1. Утвердить прилагаемые Правила ввоза на территорию Российской Федерации медицинских изделий, указанных в пунктах 1, 2 и 5 части 5 статьи 38 Федерального закона "Об основах охраны здоровья граждан в Российской Федерации" (за исключением медицинских изделий, указанных в подпунктах "а", "в" и "г" пункта 11 статьи 4 Соглашения о единых принципах и правилах обращения медицинских изделий (изделий медицинского назначения и медицинской техники) в рамках Евразийского экономического союза от 23 декабря 2014 г.).
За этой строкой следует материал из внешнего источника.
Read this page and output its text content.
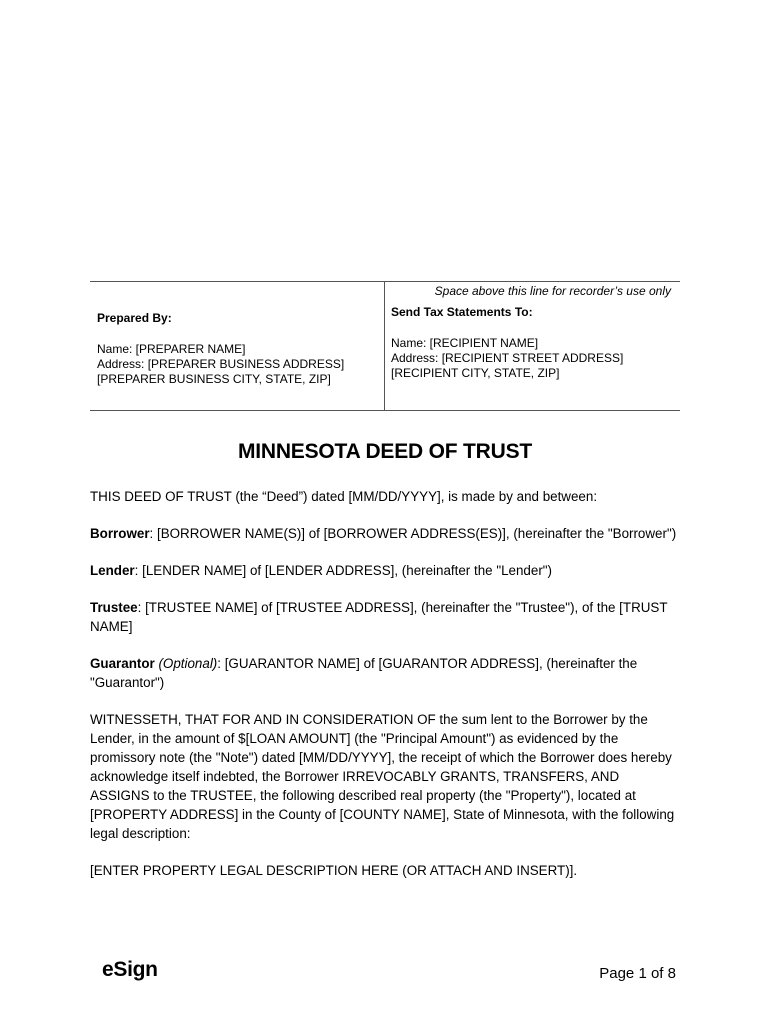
Space above this line for recorder’s use only
Prepared By:
Name: [PREPARER NAME]
Address: [PREPARER BUSINESS ADDRESS]
[PREPARER BUSINESS CITY, STATE, ZIP]
Send Tax Statements To:
Name: [RECIPIENT NAME]
Address: [RECIPIENT STREET ADDRESS]
[RECIPIENT CITY, STATE, ZIP]
MINNESOTA DEED OF TRUST

THIS DEED OF TRUST (the “Deed”) dated [MM/DD/YYYY], is made by and between:

Borrower: [BORROWER NAME(S)] of [BORROWER ADDRESS(ES)], (hereinafter the "Borrower")

Lender: [LENDER NAME] of [LENDER ADDRESS], (hereinafter the "Lender")

Trustee: [TRUSTEE NAME] of [TRUSTEE ADDRESS], (hereinafter the "Trustee"), of the [TRUST NAME]

Guarantor (Optional): [GUARANTOR NAME] of [GUARANTOR ADDRESS], (hereinafter the "Guarantor")

WITNESSETH, THAT FOR AND IN CONSIDERATION OF the sum lent to the Borrower by the Lender, in the amount of $[LOAN AMOUNT] (the "Principal Amount") as evidenced by the promissory note (the "Note") dated [MM/DD/YYYY], the receipt of which the Borrower does hereby acknowledge itself indebted, the Borrower IRREVOCABLY GRANTS, TRANSFERS, AND ASSIGNS to the TRUSTEE, the following described real property (the "Property"), located at [PROPERTY ADDRESS] in the County of [COUNTY NAME], State of Minnesota, with the following legal description:

[ENTER PROPERTY LEGAL DESCRIPTION HERE (OR ATTACH AND INSERT)].

eSign	Page 1 of 8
2. Настоящее постановление вступает в силу с 1 марта 2022 г. и действует до 1 января 2027 г.

Председатель Правительства
Российской Федерации
М.МИШУСТИН

Утверждены
постановлением Правительства
Российской Федерации
от 9 августа 2021 г. N 1321

ПРАВИЛА
ВВОЗА НА ТЕРРИТОРИЮ РОССИЙСКОЙ ФЕДЕРАЦИИ МЕДИЦИНСКИХ
ИЗДЕЛИЙ, УКАЗАННЫХ В ПУНКТАХ 1, 2 И 5 ЧАСТИ 5 СТАТЬИ 38
ФЕДЕРАЛЬНОГО ЗАКОНА "ОБ ОСНОВАХ ОХРАНЫ ЗДОРОВЬЯ ГРАЖДАН
В РОССИЙСКОЙ ФЕДЕРАЦИИ" (ЗА ИСКЛЮЧЕНИЕМ МЕДИЦИНСКИХ
ИЗДЕЛИЙ, УКАЗАННЫХ В ПОДПУНКТАХ "А", "В" И "Г" ПУНКТА 11
СТАТЬИ 4 СОГЛАШЕНИЯ О ЕДИНЫХ ПРИНЦИПАХ И ПРАВИЛАХ ОБРАЩЕНИЯ
МЕДИЦИНСКИХ ИЗДЕЛИЙ (ИЗДЕЛИЙ МЕДИЦИНСКОГО НАЗНАЧЕНИЯ
И МЕДИЦИНСКОЙ ТЕХНИКИ) В РАМКАХ ЕВРАЗИЙСКОГО
ЭКОНОМИЧЕСКОГО СОЮЗА ОТ 23 ДЕКАБРЯ 2014 Г.)

1. Настоящие Правила устанавливают порядок ввоза на территорию Российской Федерации медицинских изделий, указанных в пунктах 1, 2 и 5 части 5 статьи 38 Федерального закона "Об основах охраны здоровья граждан в Российской Федерации" (за исключением медицинских изделий, указанных в подпунктах "а", "в" и "г" пункта 11 статьи 4 Соглашения о единых принципах и правилах обращения медицинских изделий (изделий медицинского назначения и медицинской техники) в рамках Евразийского экономического союза от 23 декабря 2014 г.).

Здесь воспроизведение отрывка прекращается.